In the new process, pulverised limestone is dissolved in acid at one electrode in an electrolyser and carbon dioxide (CO2) is released in a pure, concentrated stream. Lime is precipitated out as a solid at the other electrode. The lime can then be processed in another step to produce clinker.
Benefits of the new process include potentially substituting fossil fuels with electricity supplied from renewable sources and the production of a pure source of CO2 that could be captured with less or no scrubbing compared to conventional clinker production.
Fuchs building new materials warehouse in the UK
01 October 2019UK: Fuchs Lubricants is building a new Euro5.5m raw materials warehouse at its headquarters in Staffordshire. Work on the project started in August 2019 and it is due for completion in the second quarter of 2020. Once completed it will ‘significantly’ increased the amount of raw materials the business can store on-site.

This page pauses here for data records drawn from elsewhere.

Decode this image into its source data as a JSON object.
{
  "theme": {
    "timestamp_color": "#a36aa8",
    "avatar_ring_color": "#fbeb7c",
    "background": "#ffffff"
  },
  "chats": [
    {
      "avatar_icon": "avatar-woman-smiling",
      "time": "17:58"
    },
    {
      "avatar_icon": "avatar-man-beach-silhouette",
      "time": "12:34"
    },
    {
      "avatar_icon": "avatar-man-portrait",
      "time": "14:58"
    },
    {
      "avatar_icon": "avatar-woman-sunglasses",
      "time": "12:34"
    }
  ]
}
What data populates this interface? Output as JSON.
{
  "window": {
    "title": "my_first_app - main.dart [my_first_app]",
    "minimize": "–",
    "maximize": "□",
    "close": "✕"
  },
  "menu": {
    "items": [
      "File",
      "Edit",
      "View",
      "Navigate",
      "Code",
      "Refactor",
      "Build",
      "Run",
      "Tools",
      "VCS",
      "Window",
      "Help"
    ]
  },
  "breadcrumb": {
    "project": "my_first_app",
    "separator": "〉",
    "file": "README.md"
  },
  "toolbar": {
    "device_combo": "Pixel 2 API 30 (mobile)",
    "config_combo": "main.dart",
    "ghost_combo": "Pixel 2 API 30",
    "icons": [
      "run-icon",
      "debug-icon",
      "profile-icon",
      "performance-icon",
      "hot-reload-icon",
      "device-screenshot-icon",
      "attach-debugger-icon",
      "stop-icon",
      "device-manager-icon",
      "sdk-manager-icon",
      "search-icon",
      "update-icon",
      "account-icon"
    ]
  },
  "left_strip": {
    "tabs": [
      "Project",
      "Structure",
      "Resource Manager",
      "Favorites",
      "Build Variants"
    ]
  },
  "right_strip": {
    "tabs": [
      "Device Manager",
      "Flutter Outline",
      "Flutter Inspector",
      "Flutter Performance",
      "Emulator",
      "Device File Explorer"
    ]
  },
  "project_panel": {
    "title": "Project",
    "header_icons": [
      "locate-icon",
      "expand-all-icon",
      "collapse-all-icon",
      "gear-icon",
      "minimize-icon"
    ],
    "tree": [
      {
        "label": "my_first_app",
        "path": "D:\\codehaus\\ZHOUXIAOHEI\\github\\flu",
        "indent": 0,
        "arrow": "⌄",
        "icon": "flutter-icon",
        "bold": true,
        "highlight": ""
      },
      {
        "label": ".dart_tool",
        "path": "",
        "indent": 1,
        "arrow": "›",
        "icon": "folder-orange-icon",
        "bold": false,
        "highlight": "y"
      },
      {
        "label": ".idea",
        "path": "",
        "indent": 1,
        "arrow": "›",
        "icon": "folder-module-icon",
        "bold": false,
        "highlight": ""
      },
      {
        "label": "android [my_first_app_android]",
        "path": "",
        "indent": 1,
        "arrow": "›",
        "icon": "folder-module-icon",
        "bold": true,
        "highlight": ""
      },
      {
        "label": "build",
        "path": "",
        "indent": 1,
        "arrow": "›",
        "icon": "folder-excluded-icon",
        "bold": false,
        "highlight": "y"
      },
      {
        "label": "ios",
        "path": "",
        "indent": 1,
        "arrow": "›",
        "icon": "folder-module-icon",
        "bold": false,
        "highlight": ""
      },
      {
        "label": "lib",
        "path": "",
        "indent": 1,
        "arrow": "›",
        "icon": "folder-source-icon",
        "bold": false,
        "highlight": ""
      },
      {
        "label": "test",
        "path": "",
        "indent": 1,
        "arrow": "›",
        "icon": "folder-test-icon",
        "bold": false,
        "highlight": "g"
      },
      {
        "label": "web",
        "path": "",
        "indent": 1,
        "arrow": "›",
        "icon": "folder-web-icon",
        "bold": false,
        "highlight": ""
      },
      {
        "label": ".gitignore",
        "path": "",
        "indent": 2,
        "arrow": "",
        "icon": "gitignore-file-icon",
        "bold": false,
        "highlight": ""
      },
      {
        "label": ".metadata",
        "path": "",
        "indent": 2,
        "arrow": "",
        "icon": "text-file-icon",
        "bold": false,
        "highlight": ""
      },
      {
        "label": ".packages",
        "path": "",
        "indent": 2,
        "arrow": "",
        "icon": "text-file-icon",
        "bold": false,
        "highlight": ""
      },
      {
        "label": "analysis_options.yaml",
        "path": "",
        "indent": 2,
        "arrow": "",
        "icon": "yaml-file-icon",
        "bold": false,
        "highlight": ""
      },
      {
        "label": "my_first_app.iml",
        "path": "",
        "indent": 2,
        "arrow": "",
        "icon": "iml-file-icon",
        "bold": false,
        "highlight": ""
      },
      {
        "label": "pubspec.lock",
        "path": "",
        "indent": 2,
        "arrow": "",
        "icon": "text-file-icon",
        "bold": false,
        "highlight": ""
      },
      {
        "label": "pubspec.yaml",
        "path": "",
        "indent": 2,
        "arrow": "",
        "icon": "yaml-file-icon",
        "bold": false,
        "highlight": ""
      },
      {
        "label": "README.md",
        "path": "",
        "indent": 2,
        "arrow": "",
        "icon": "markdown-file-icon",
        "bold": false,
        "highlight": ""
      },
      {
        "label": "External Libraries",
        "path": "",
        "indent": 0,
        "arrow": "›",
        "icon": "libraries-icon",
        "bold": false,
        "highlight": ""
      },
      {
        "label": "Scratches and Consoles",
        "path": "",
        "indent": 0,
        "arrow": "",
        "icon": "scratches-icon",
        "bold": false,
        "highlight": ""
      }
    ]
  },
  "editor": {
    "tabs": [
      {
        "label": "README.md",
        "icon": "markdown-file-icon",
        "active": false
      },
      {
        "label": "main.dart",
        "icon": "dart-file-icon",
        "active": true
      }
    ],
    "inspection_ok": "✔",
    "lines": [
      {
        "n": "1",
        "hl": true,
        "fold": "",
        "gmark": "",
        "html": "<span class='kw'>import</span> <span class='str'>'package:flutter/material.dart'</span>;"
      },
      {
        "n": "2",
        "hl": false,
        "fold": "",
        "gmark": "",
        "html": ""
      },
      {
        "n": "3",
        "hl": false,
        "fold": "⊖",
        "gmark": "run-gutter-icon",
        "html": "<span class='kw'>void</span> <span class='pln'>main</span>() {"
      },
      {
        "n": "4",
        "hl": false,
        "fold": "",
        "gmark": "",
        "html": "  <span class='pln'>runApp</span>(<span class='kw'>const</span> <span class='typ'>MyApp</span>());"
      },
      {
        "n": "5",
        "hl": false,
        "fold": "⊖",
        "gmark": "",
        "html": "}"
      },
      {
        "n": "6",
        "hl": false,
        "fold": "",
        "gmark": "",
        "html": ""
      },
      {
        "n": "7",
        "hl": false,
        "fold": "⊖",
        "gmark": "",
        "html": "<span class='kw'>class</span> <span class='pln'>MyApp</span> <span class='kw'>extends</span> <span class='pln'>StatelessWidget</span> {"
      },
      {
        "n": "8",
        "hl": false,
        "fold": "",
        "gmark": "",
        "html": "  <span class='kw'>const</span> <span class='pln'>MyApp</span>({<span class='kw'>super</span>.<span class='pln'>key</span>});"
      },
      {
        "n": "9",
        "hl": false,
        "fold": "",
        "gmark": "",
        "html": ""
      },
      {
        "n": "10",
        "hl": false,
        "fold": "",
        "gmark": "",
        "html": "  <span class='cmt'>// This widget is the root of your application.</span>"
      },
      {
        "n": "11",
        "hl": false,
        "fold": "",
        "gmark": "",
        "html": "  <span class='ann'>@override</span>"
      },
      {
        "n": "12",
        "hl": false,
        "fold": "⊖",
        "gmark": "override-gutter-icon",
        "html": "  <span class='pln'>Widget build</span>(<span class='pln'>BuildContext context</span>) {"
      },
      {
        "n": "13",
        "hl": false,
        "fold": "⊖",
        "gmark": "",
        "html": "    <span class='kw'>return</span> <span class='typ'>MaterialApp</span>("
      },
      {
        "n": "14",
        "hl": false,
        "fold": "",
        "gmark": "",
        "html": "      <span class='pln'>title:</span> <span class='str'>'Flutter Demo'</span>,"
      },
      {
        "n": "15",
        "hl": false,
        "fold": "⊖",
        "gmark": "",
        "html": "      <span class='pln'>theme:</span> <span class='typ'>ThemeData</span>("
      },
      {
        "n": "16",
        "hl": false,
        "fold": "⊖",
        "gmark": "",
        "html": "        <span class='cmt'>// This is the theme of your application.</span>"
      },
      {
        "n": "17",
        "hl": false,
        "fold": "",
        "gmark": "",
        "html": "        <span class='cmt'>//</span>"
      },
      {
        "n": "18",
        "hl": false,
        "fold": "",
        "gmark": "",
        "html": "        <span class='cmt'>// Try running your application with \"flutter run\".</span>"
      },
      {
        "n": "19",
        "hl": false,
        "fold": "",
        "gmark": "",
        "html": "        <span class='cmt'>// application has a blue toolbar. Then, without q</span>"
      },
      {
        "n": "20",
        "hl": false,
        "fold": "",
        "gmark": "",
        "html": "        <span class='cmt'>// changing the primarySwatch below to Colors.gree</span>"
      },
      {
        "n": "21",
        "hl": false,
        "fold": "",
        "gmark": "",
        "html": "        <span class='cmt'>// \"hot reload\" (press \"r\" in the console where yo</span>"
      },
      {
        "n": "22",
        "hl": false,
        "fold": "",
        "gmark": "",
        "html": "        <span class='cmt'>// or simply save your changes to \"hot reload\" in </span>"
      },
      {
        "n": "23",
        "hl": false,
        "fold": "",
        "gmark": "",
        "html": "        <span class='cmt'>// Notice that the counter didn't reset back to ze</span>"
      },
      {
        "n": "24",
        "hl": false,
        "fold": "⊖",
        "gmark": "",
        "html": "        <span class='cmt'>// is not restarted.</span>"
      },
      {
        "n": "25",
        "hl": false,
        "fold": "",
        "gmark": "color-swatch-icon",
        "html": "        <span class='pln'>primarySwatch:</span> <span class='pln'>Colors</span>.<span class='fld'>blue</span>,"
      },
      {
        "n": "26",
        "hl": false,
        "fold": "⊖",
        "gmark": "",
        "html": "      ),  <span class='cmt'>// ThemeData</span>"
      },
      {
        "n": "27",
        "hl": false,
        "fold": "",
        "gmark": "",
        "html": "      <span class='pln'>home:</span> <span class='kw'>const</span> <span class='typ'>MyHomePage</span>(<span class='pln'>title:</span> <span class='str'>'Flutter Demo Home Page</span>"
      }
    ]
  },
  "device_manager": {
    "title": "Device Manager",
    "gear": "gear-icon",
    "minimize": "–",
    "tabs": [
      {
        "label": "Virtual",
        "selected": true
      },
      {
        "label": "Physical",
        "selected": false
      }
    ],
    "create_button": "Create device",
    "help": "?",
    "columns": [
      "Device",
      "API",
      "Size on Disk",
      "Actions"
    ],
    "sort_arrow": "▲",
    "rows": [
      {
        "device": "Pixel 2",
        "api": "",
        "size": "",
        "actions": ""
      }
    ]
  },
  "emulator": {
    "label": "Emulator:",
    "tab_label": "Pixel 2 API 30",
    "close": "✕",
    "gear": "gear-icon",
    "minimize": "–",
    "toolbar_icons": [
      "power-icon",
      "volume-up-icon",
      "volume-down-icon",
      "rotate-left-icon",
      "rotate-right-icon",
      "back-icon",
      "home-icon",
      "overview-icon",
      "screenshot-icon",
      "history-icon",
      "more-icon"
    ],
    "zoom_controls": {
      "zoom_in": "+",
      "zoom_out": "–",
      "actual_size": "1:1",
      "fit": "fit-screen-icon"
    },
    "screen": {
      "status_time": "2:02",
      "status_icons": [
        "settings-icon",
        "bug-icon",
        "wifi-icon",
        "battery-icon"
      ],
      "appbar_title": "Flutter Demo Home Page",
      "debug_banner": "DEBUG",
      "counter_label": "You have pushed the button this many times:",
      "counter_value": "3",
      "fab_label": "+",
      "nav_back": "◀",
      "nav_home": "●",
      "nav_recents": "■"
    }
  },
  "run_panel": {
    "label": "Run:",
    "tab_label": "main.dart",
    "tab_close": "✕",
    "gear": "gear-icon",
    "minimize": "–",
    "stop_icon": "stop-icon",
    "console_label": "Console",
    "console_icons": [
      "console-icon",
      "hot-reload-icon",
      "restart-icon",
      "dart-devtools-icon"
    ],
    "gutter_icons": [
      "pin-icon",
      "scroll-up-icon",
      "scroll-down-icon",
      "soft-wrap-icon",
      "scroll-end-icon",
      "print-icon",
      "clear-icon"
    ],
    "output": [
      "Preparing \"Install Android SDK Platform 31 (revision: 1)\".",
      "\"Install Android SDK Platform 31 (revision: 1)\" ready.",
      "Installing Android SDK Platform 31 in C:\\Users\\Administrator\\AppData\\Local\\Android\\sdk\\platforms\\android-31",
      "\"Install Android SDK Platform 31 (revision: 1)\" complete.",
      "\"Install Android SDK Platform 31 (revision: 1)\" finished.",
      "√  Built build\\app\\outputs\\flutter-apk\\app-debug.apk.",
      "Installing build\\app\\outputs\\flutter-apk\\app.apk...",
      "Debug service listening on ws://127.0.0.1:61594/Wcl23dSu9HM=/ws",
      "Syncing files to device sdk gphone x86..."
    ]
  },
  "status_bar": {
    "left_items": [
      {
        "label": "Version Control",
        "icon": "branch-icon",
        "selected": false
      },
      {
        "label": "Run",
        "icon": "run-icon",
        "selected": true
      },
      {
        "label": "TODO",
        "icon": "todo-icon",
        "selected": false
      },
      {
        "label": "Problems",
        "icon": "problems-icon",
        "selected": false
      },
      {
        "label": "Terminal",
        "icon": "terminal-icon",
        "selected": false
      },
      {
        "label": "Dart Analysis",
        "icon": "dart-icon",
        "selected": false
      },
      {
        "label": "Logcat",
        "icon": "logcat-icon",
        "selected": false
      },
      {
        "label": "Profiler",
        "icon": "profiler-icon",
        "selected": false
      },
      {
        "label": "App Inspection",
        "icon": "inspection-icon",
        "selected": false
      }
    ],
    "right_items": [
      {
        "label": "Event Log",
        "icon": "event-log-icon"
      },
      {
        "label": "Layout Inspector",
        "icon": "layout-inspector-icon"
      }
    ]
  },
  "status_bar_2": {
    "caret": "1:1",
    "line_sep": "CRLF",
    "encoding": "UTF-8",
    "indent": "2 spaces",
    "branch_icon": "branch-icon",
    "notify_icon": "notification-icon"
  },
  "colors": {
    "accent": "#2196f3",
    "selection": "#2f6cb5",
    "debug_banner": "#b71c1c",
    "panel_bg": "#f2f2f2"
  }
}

The warehouse will have a capacity of approximately 4000 pallet spaces, with ability for automatic or manual storage place allocation. Two wire-guided driverless Very Narrow Aisle trucks will operate in the unit. Warehouse Control and Warehouse Management Systems will streamline the process, with benefits including goods receipt entry and booking, a paperless put away process, inventory support and batch traceability.
International Cement Group cancels Schwenk Namibia deal
30 September 2019Namibia: Singapore’s International Cement Group (ICG)’s intended purchase of Schwenk Namibia for US$104m has fallen through. The company stated that it will not buy the subsidiary of Germany’s Schwenk Zement, whose 1.0Mt/yr total integrated capacity consists of Ohorongo Cement’s Walvis Bay plant, over four months ahead of the deal’s long stop date of 31 January 2020. The deal’s deadline had previously been extended from 30 June 2019 following the Singapore Exchange forestalled the deal due to ICG’s inability to pay for the unprofitable company.